The NDP aims to eliminate poverty and reduce inequality in South Africa by 2030. The rand rallied slightly against the US dollar, reaching $1=R13.05 during his speech, but eventually settled at $1= R13.0979.

Reflecting on previous year, the finance minister said that the services sector was the main driver for growth, contributing to the creation of 120,000 new jobs, while manufacturing output was supported by buoyant sales in petrochemicals, food and beverages, and motor vehicles.

However, the mining sector continued to underperform because of low commodity prices. This resulted in the sector shedding more than 32,000 jobs in 2016, according to Stats SA.

“Weak business confidence and low levels of profitability weighed on investment across all sectors,” Gordhan said. In effort to boost investment in the short-term, the government will need to implement mining and land redistribution policies; switch television stations from analogue to digital, which will free up spectrum for broadband services; improve the investment environment in the country; ensure the workforce has the necessary skills sets; strengthen regional ties and trade links; and safeguard the country’s credit rating.

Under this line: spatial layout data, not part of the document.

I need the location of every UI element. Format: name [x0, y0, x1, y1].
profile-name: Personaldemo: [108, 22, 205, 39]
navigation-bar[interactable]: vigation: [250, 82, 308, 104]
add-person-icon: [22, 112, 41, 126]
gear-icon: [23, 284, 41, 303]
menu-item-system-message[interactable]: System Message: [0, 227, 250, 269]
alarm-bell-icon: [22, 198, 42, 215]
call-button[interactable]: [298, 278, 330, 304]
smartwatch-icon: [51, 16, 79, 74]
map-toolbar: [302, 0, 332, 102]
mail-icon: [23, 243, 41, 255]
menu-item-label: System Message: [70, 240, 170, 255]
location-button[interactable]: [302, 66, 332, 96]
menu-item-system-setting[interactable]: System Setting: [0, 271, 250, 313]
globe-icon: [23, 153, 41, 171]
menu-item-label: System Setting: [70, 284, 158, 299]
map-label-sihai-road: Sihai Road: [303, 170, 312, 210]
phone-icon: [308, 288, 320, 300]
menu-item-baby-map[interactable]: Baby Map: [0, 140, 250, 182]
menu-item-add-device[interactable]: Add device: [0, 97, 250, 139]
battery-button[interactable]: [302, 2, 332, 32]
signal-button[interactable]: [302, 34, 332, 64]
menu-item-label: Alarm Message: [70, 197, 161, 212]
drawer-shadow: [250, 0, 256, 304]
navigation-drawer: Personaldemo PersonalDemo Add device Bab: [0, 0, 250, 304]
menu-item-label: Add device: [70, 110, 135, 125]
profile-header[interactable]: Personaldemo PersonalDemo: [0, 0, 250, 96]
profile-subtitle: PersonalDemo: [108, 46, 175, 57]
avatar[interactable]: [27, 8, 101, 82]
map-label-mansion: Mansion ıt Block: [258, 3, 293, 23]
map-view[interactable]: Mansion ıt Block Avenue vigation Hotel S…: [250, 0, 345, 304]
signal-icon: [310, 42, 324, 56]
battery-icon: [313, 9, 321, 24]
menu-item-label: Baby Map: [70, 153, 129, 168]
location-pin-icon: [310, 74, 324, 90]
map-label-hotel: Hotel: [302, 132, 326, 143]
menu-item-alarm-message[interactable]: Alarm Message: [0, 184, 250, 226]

The treasury has set aside around R44bn ($33.6bn) achieve the targets.

Burgeoning debt

The effects of a difficult 2016 for the country’s economy would still be felt this year, according to Gordhan, who revealed that debt stood at R2.2tn ($1.7tn). The finance minister warned that he expected South Africa to have a budget deficit of R149bn ($11.4bn), or 3.1% of GDP, in 2017.

To tackle the country’s debt, the treasury will raise the income-tax rate for those earning more than R1.5m ($114,411) a year to 45%, from 41%, while cutting public expenditure by R26bn ($2bn) over the next two years. The tax increase is expected to raise R28bn ($2.1bn) in revenues, according to Gordhan.

“Raising taxes when the economy is struggling is undesirable but unavoidable given the current fiscal circumstances,” he said. “Government is acutely aware of the difficult economic conditions facing the majority of South Africans, but deferring tax increases by accumulating more public debt would ultimately impose a greater burden on citizens.”